Two letters to the philosopher and psychologist Karl Groos (1861-1946), one handwritten and dated 14 January 1911, the other typewritten and dated 29 February 1916, with the second half of a third typewritten letter to Groos from around the same date, all three letters signed.

In the autograph letter of 1911 Vaihinger congratulates Karl Groos on his recent appointment to a chair at Tübingen, and thanks him for sending an article and comments about his newly-published Die Philosophie des Als Ob. He then discusses Kant’s early use of a kind of ‘Als Ob-Betrachtung’ in his Opus Postumum, referring Groos to pages in the new book and inviting his further comments. In the letter dated 1916 (presumably dictated because by now he was nearly blind) Vaihinger sets out in tabular form a hierarchy of five conceptual levels first distinguished by him in an article from 1878, “Das Entwicklungsgesetz der Vorstellungen über das Reale”. He then maps these levels on to those found in Die Philosophie des Als Ob, explains them more fully, and asks for Groos’s opinion. In the third letter he discusses the connections between the Theory of Play famously developed by Groos and his own Philosophy of ‘As If’. A strong collegial tone runs through these letters, as though Vaihinger feels he has quite as much to learn from Groos as the other way round. As he writes in the second letter: “Es gibt in meinen Augen überhaupt keine Philosophie ohne Psychologie”.

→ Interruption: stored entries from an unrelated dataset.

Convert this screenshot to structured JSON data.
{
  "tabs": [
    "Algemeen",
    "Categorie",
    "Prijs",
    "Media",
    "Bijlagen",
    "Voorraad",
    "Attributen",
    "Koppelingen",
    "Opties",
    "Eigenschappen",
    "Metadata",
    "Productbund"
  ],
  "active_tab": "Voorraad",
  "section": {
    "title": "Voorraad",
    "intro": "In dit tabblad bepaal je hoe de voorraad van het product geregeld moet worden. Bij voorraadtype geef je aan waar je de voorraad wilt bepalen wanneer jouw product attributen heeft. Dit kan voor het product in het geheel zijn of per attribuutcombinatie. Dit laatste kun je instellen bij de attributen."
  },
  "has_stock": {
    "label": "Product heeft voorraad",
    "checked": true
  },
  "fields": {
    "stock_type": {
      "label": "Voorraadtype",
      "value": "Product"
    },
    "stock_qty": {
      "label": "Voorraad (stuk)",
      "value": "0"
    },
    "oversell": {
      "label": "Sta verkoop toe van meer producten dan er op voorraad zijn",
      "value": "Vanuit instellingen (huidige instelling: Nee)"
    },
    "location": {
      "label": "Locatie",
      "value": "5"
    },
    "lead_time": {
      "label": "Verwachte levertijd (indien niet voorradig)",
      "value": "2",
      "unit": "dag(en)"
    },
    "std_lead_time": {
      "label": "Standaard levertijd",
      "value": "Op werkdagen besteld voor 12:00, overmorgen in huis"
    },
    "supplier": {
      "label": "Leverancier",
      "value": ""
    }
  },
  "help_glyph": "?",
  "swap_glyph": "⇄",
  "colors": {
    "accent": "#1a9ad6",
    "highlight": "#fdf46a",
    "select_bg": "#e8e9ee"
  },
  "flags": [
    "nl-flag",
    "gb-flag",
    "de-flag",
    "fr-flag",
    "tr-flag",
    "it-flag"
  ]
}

Hans Vaihinger (1852-1933), celebrated neo-Kantian philosopher and founder-editor of the journal Kant-Studien. These letters are about academic matters, and they include discussion of Vaihinger’s masterpiece, Die Philosophie des Als Ob (The Philosophy of ‘As If’), which was first published in 1911, the year of the first letter. The book had largely been written 30 years earlier as Vahinger’s Habilitationsschrift under the supervision of Ernst Laas, entitled ‘Logische Untersuchungen. I. Teil: Die Lehre von der wissenschaftlichen Fiktion’. When failing eyesight forced Vaihinger to relinquish his professorship at Halle in 1906, he turned to the manuscript again.